Jaringan Organisasi Pekerja Seks Uganda (UNESO) mengadakan aksi di Kampala pada tanggal 27 September untuk memperingati perempuan yang meninggal dalam aborsi tidak aman serupa. Di sebuah ruangan kecil, di sebuah hotel di pinggir Kampala, sekelompok perempuan menyalakan lilin dan mengangkatnya tinggi-tinggi sambil membacakan daftar nama perempuan yang tewas.
Itu tidak menyeluruh, kata mereka. Lebih banyak perempuan yang meninggal, namun nama mereka tidak tercatat.
“Itu emosional. Terkadang orang menangis,” kata Stellah Nassuna, petugas advokasi di UNESO. Jika undang-undangnya jelas dan perempuan dapat melakukan aborsi dengan aman, orang mati yang mereka kumpulkan untuk mengenangnya akan tetap hidup, tambahnya.

Tidak hanya pekerja seks yang mengikuti kegiatan Hari Aborsi Aman Internasional.
Dokter dari Dynamic Doctors, tempat Muhoozi bekerja, telah mengadakan diskusi tentang seks aman dengan remaja Uganda dan memberi mereka alat kontrasepsi.
“Aborsi adalah hal yang nyata di Uganda, dan juga nyata di Afrika,” kata Muhoozi. “Kita hanya perlu cukup berani untuk membicarakan masalah ini.”

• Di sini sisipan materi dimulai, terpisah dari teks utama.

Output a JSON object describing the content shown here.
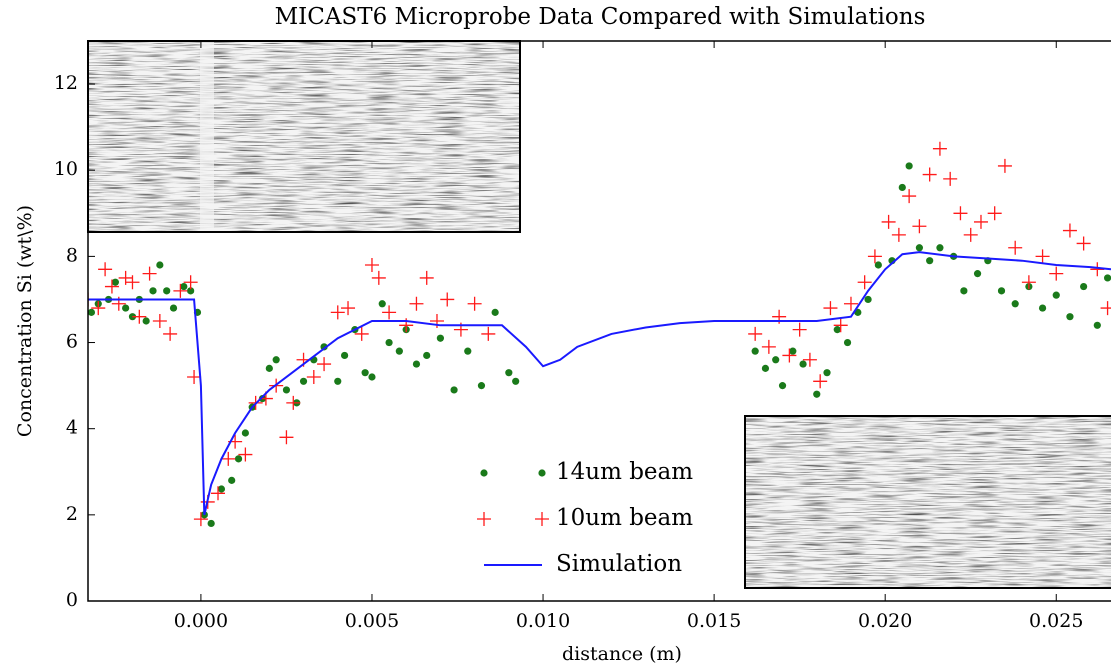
{
  "chart_data": {
    "type": "scatter",
    "title": "MICAST6 Microprobe Data Compared with Simulations",
    "x_label": "distance (m)",
    "y_label": "Concentration Si (wt\\%)",
    "xlim": [
      -0.0033,
      0.0266
    ],
    "ylim": [
      0,
      13
    ],
    "xticks": [
      {
        "value": 0,
        "label": "0.000"
      },
      0.005,
      {
        "value": 0.01,
        "label": "0.010"
      },
      0.015,
      {
        "value": 0.02,
        "label": "0.020"
      },
      0.025
    ],
    "yticks": [
      0,
      2,
      4,
      6,
      8,
      10,
      12
    ],
    "legend": "lower center",
    "series": [
      {
        "name": "14um beam",
        "type": "scatter",
        "marker": "circle",
        "color": "#1a7a1a",
        "x": [
          -0.0032,
          -0.003,
          -0.0027,
          -0.0025,
          -0.0022,
          -0.002,
          -0.0018,
          -0.0016,
          -0.0014,
          -0.0012,
          -0.001,
          -0.0008,
          -0.0005,
          -0.0003,
          -0.0001,
          0.0001,
          0.0003,
          0.0006,
          0.0009,
          0.0011,
          0.0013,
          0.0015,
          0.0018,
          0.002,
          0.0022,
          0.0025,
          0.0028,
          0.003,
          0.0033,
          0.0036,
          0.004,
          0.0042,
          0.0045,
          0.0048,
          0.005,
          0.0053,
          0.0055,
          0.0058,
          0.006,
          0.0063,
          0.0066,
          0.007,
          0.0074,
          0.0078,
          0.0082,
          0.0086,
          0.009,
          0.0092,
          0.0162,
          0.0165,
          0.0168,
          0.017,
          0.0173,
          0.0176,
          0.018,
          0.0183,
          0.0186,
          0.0189,
          0.0192,
          0.0195,
          0.0198,
          0.0202,
          0.0205,
          0.0207,
          0.021,
          0.0213,
          0.0216,
          0.022,
          0.0223,
          0.0227,
          0.023,
          0.0234,
          0.0238,
          0.0242,
          0.0246,
          0.025,
          0.0254,
          0.0258,
          0.0262,
          0.0265
        ],
        "values": [
          6.7,
          6.9,
          7.0,
          7.4,
          6.8,
          6.6,
          7.0,
          6.5,
          7.2,
          7.8,
          7.2,
          6.8,
          7.3,
          7.2,
          6.7,
          2.0,
          1.8,
          2.6,
          2.8,
          3.3,
          3.9,
          4.5,
          4.7,
          5.4,
          5.6,
          4.9,
          4.6,
          5.1,
          5.6,
          5.9,
          5.1,
          5.7,
          6.3,
          5.3,
          5.2,
          6.9,
          6.0,
          5.8,
          6.3,
          5.5,
          5.7,
          6.1,
          4.9,
          5.8,
          5.0,
          6.7,
          5.3,
          5.1,
          5.8,
          5.4,
          5.6,
          5.0,
          5.8,
          5.5,
          4.8,
          5.3,
          6.3,
          6.0,
          6.7,
          7.0,
          7.8,
          7.9,
          9.6,
          10.1,
          8.2,
          7.9,
          8.2,
          8.0,
          7.2,
          7.6,
          7.9,
          7.2,
          6.9,
          7.3,
          6.8,
          7.1,
          6.6,
          7.3,
          6.4,
          7.5
        ]
      },
      {
        "name": "10um beam",
        "type": "scatter",
        "marker": "plus",
        "color": "#ff1a1a",
        "x": [
          -0.0033,
          -0.003,
          -0.0028,
          -0.0026,
          -0.0024,
          -0.0022,
          -0.002,
          -0.0018,
          -0.0015,
          -0.0012,
          -0.0009,
          -0.0006,
          -0.0003,
          -0.0002,
          0.0,
          0.0002,
          0.0005,
          0.0008,
          0.001,
          0.0013,
          0.0016,
          0.0019,
          0.0022,
          0.0025,
          0.0027,
          0.003,
          0.0033,
          0.0036,
          0.004,
          0.0043,
          0.0047,
          0.005,
          0.0052,
          0.0055,
          0.006,
          0.0063,
          0.0066,
          0.0069,
          0.0072,
          0.0076,
          0.008,
          0.0084,
          0.0162,
          0.0166,
          0.0169,
          0.0172,
          0.0175,
          0.0178,
          0.0181,
          0.0184,
          0.0187,
          0.019,
          0.0194,
          0.0197,
          0.0201,
          0.0204,
          0.0207,
          0.021,
          0.0213,
          0.0216,
          0.0219,
          0.0222,
          0.0225,
          0.0228,
          0.0232,
          0.0235,
          0.0238,
          0.0242,
          0.0246,
          0.025,
          0.0254,
          0.0258,
          0.0262,
          0.0265
        ],
        "values": [
          7.0,
          6.8,
          7.7,
          7.3,
          6.9,
          7.5,
          7.4,
          6.6,
          7.6,
          6.5,
          6.2,
          7.2,
          7.4,
          5.2,
          1.9,
          2.3,
          2.5,
          3.3,
          3.7,
          3.4,
          4.6,
          4.7,
          5.0,
          3.8,
          4.6,
          5.6,
          5.2,
          5.5,
          6.7,
          6.8,
          6.2,
          7.8,
          7.5,
          6.7,
          6.4,
          6.9,
          7.5,
          6.5,
          7.0,
          6.3,
          6.9,
          6.2,
          6.2,
          5.9,
          6.6,
          5.7,
          6.3,
          5.6,
          5.1,
          6.8,
          6.4,
          6.9,
          7.4,
          8.0,
          8.8,
          8.5,
          9.4,
          8.7,
          9.9,
          10.5,
          9.8,
          9.0,
          8.5,
          8.8,
          9.0,
          10.1,
          8.2,
          7.4,
          8.0,
          7.6,
          8.6,
          8.3,
          7.7,
          6.8
        ]
      },
      {
        "name": "Simulation",
        "type": "line",
        "color": "#1a1aff",
        "x": [
          -0.0033,
          -0.002,
          -0.001,
          -0.0002,
          0.0,
          0.0001,
          0.0003,
          0.0006,
          0.001,
          0.0015,
          0.002,
          0.003,
          0.004,
          0.005,
          0.006,
          0.007,
          0.008,
          0.0088,
          0.0095,
          0.01,
          0.0105,
          0.011,
          0.012,
          0.013,
          0.014,
          0.015,
          0.016,
          0.017,
          0.018,
          0.019,
          0.0195,
          0.02,
          0.0205,
          0.021,
          0.022,
          0.023,
          0.024,
          0.025,
          0.026,
          0.0266
        ],
        "values": [
          7.0,
          7.0,
          7.0,
          7.0,
          5.0,
          2.0,
          2.7,
          3.3,
          3.9,
          4.5,
          4.9,
          5.5,
          6.1,
          6.5,
          6.5,
          6.4,
          6.4,
          6.4,
          5.9,
          5.45,
          5.6,
          5.9,
          6.2,
          6.35,
          6.45,
          6.5,
          6.5,
          6.5,
          6.5,
          6.6,
          7.2,
          7.7,
          8.05,
          8.1,
          8.0,
          7.95,
          7.9,
          7.8,
          7.75,
          7.7
        ]
      }
    ]
  }
}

“Ini adalah salah satu hari yang selalu kami nantikan, karena ini memberikan kami kesempatan untuk melakukan advokasi, dan kami dapat menyoroti tantangan yang dihadapi perempuan dan anak perempuan,” tambah Sifuna dari CSMMUA, berbicara tentang pentingnya Aborsi yang Aman Hari di negara ini.
Pertarungan emosional
Bagi banyak aktivis yang terlibat, perjuangan ini terasa sangat relevan. Ini adalah sesuatu yang melibatkan langsung mereka, tubuh mereka, dan komunitas mereka.

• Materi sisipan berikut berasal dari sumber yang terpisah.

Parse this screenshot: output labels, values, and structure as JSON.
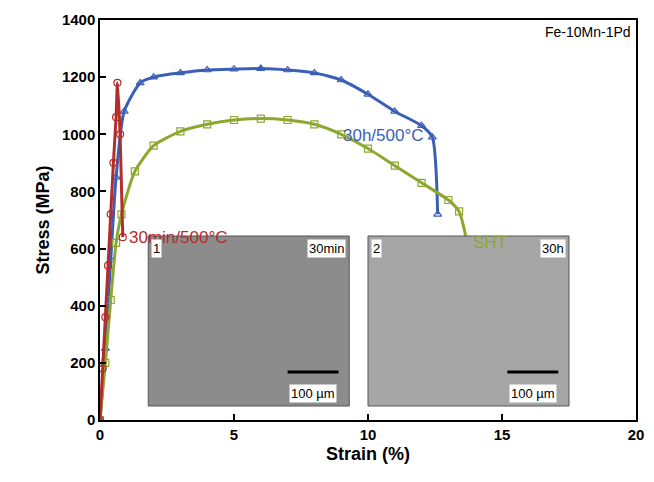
{
  "chart_data": {
    "type": "line",
    "annotation": "Fe-10Mn-1Pd",
    "x_label": "Strain (%)",
    "y_label": "Stress (MPa)",
    "xlim": [
      0,
      20
    ],
    "xticks": [
      0,
      5,
      10,
      15,
      20
    ],
    "ylim": [
      0,
      1400
    ],
    "yticks": [
      0,
      200,
      400,
      600,
      800,
      1000,
      1200,
      1400
    ],
    "grid": false,
    "series": [
      {
        "name": "30h/500°C",
        "color": "#3b5fb5",
        "marker": "triangle-up-open",
        "x": [
          0,
          0.2,
          0.4,
          0.6,
          0.9,
          1.5,
          2,
          3,
          4,
          5,
          6,
          7,
          8,
          9,
          10,
          11,
          12,
          12.4,
          12.6
        ],
        "values": [
          0,
          250,
          560,
          850,
          1080,
          1180,
          1200,
          1215,
          1225,
          1228,
          1230,
          1225,
          1215,
          1190,
          1140,
          1080,
          1030,
          990,
          720
        ]
      },
      {
        "name": "SHT",
        "color": "#8ca82e",
        "marker": "square-open",
        "x": [
          0,
          0.2,
          0.4,
          0.6,
          0.8,
          1.3,
          2,
          3,
          4,
          5,
          6,
          7,
          8,
          9,
          10,
          11,
          12,
          13,
          13.4,
          13.7
        ],
        "values": [
          0,
          200,
          420,
          620,
          720,
          870,
          960,
          1010,
          1035,
          1050,
          1055,
          1050,
          1035,
          1000,
          950,
          890,
          830,
          770,
          730,
          620
        ]
      },
      {
        "name": "30min/500°C",
        "color": "#b32d2d",
        "marker": "circle-open",
        "x": [
          0,
          0.1,
          0.2,
          0.3,
          0.4,
          0.5,
          0.6,
          0.65,
          0.75,
          0.85
        ],
        "values": [
          0,
          180,
          360,
          540,
          720,
          900,
          1060,
          1180,
          1000,
          640
        ]
      }
    ],
    "insets": [
      {
        "label": "1",
        "caption": "30min",
        "scale_bar": "100 µm"
      },
      {
        "label": "2",
        "caption": "30h",
        "scale_bar": "100 µm"
      }
    ]
  }
}
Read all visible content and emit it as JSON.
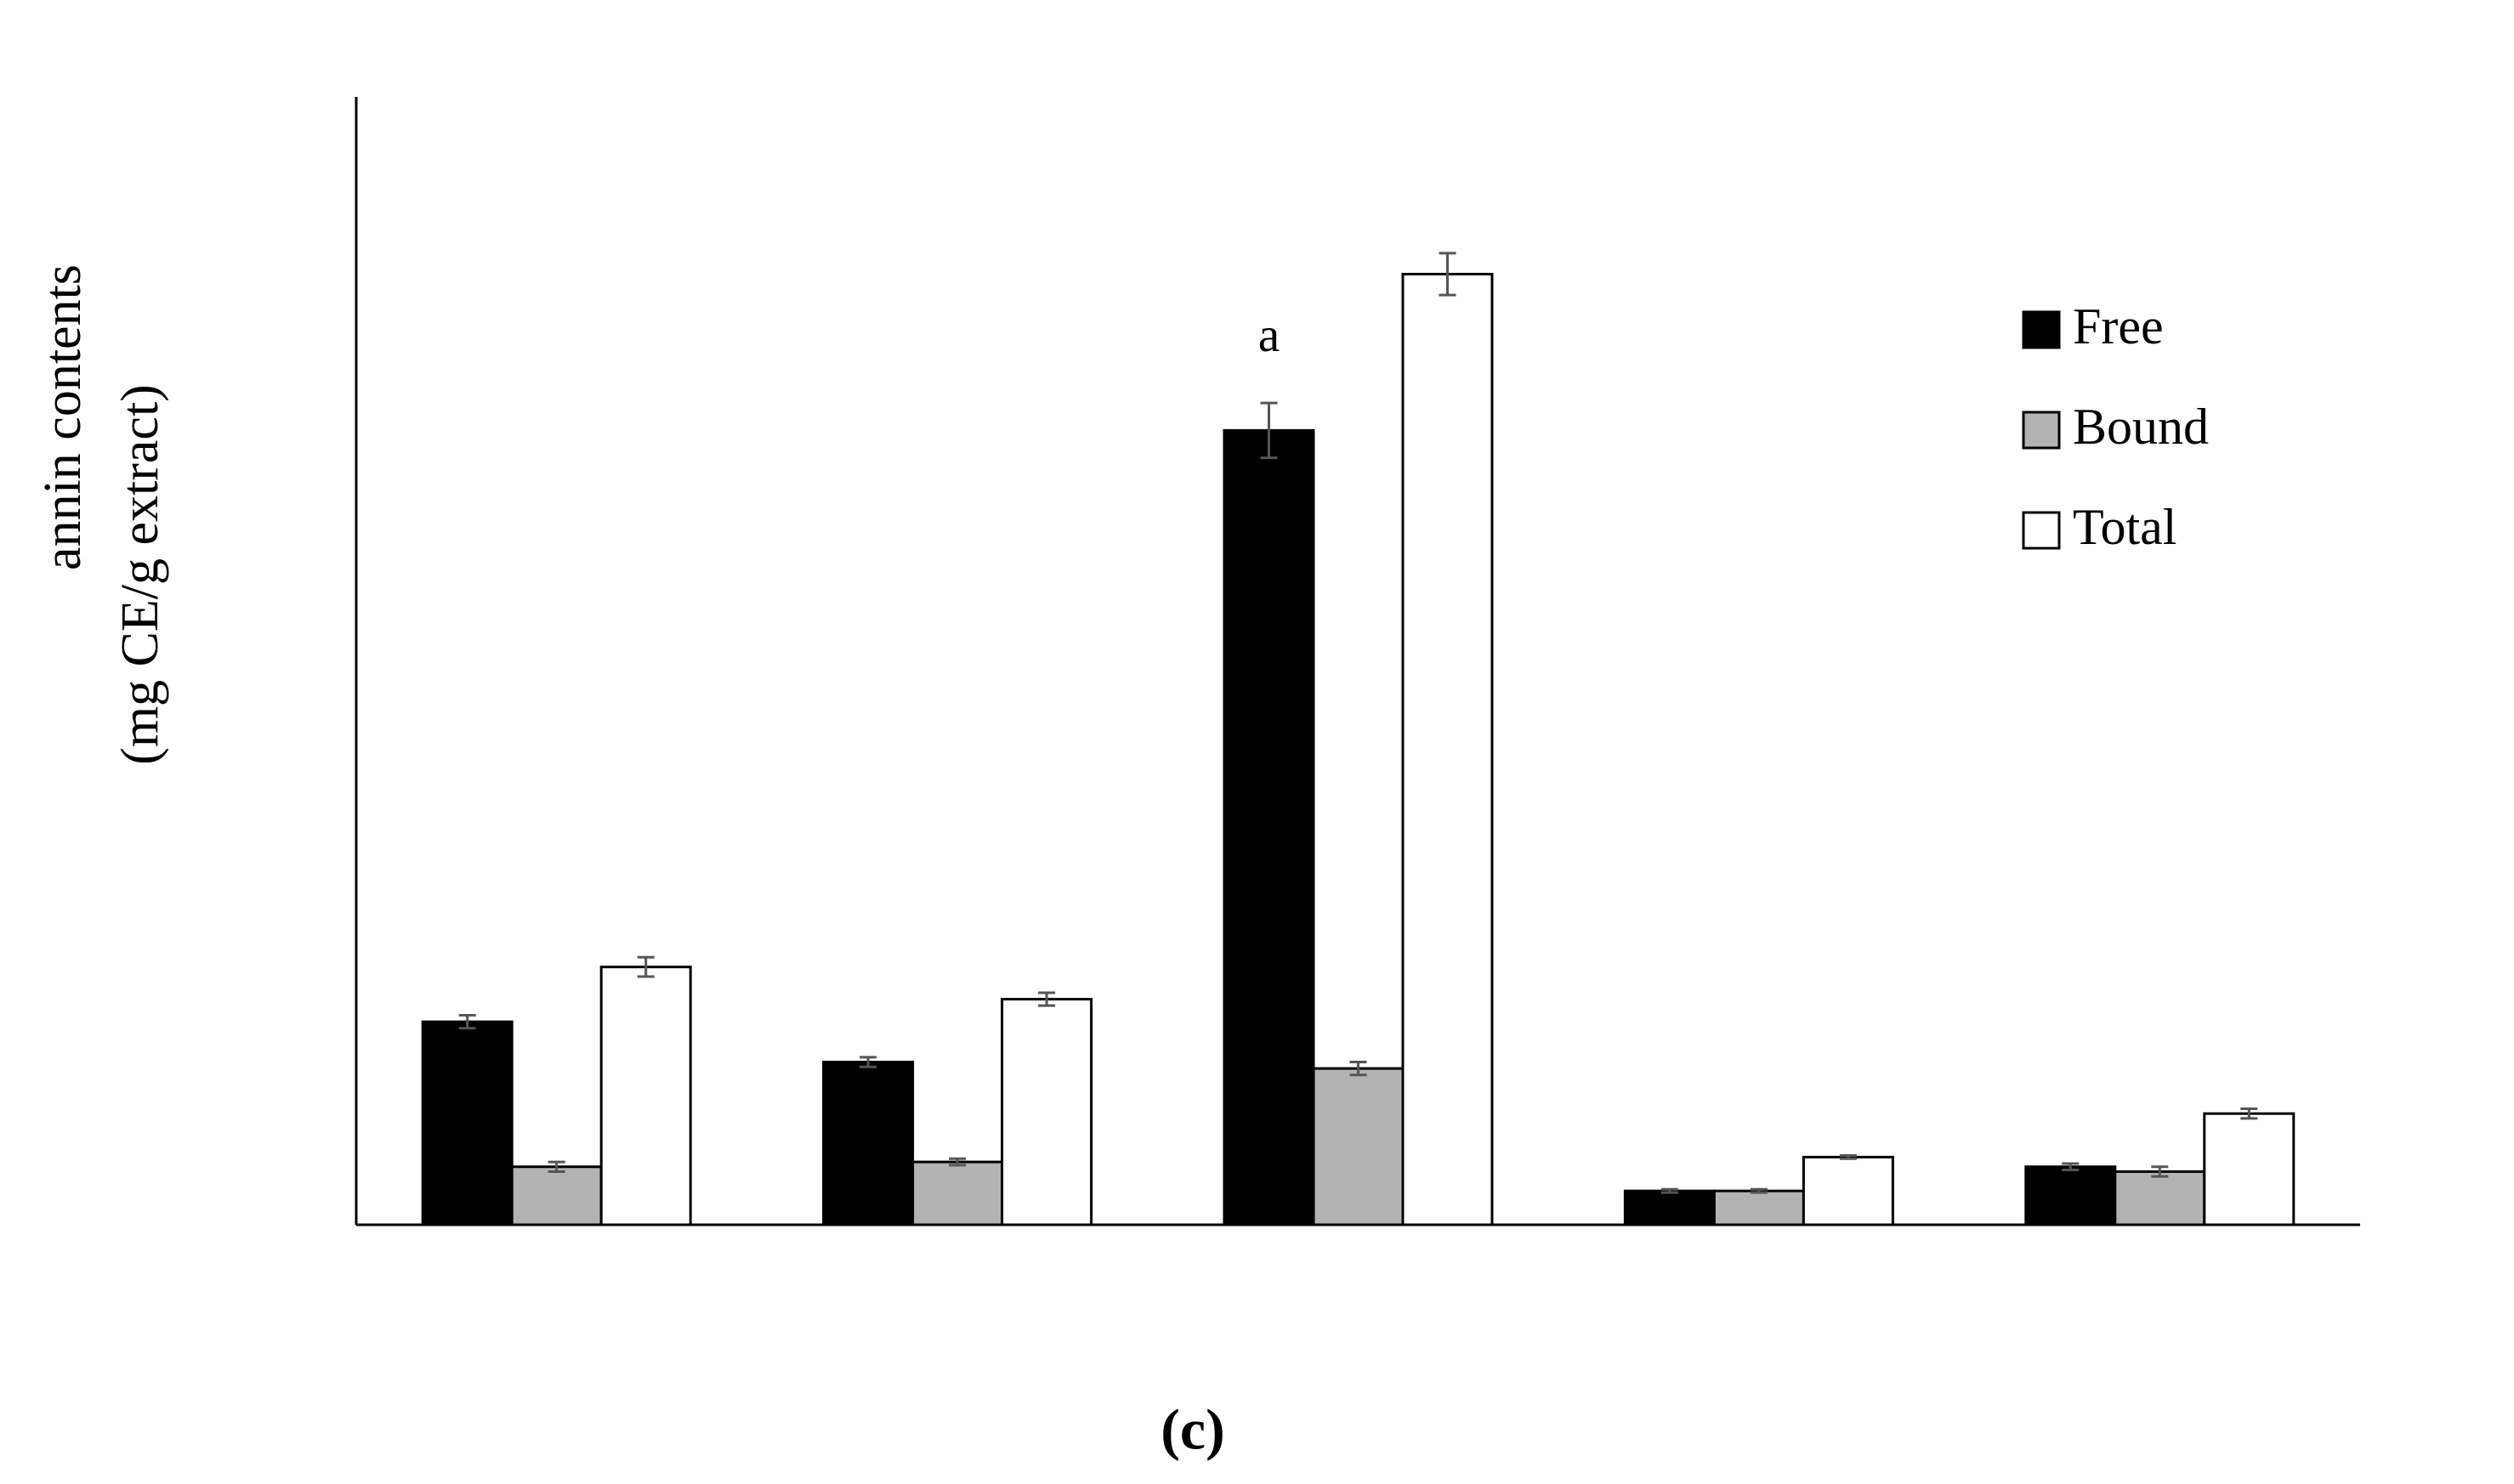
{
  "chart_data": {
    "type": "bar",
    "y_label_lines": [
      "annin contents",
      "(mg CE/g  extract)"
    ],
    "caption": "(c)",
    "annotations": [
      {
        "text": "a",
        "category": 2,
        "series": 0
      }
    ],
    "categories": [
      null,
      null,
      null,
      null,
      null
    ],
    "series": [
      {
        "name": "Free",
        "color": "#000000",
        "values": [
          12.6,
          10.1,
          49.3,
          2.1,
          3.6
        ],
        "errors": [
          0.4,
          0.3,
          1.7,
          0.1,
          0.2
        ]
      },
      {
        "name": "Bound",
        "color": "#b3b3b3",
        "values": [
          3.6,
          3.9,
          9.7,
          2.1,
          3.3
        ],
        "errors": [
          0.3,
          0.2,
          0.4,
          0.1,
          0.3
        ]
      },
      {
        "name": "Total",
        "color": "#ffffff",
        "values": [
          16.0,
          14.0,
          59.0,
          4.2,
          6.9
        ],
        "errors": [
          0.6,
          0.4,
          1.3,
          0.1,
          0.3
        ]
      }
    ],
    "ylim": [
      0,
      70
    ],
    "legend": "upper right"
  }
}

“Anda tidak mempunyai hak untuk memutuskan apa yang sebenarnya harus dilakukan terhadap tubuh Anda,” kata Nassuna dari UNESO mengenai undang-undang aborsi yang membatasi di Uganda.
“Saya tidak tahu bagaimana mereka bisa duduk di meja dan berdebat tentang tubuh perempuan.”
Odongo, dari Family Medical Point, akan menghabiskan Hari Aborsi Aman ini dengan memikirkan kematian seperti yang dialami Christine.
“Ada banyak kuburan yang disebabkan oleh aborsi yang tidak aman. Itu adalah kematian yang tidak perlu. Itu bisa dicegah,” katanya.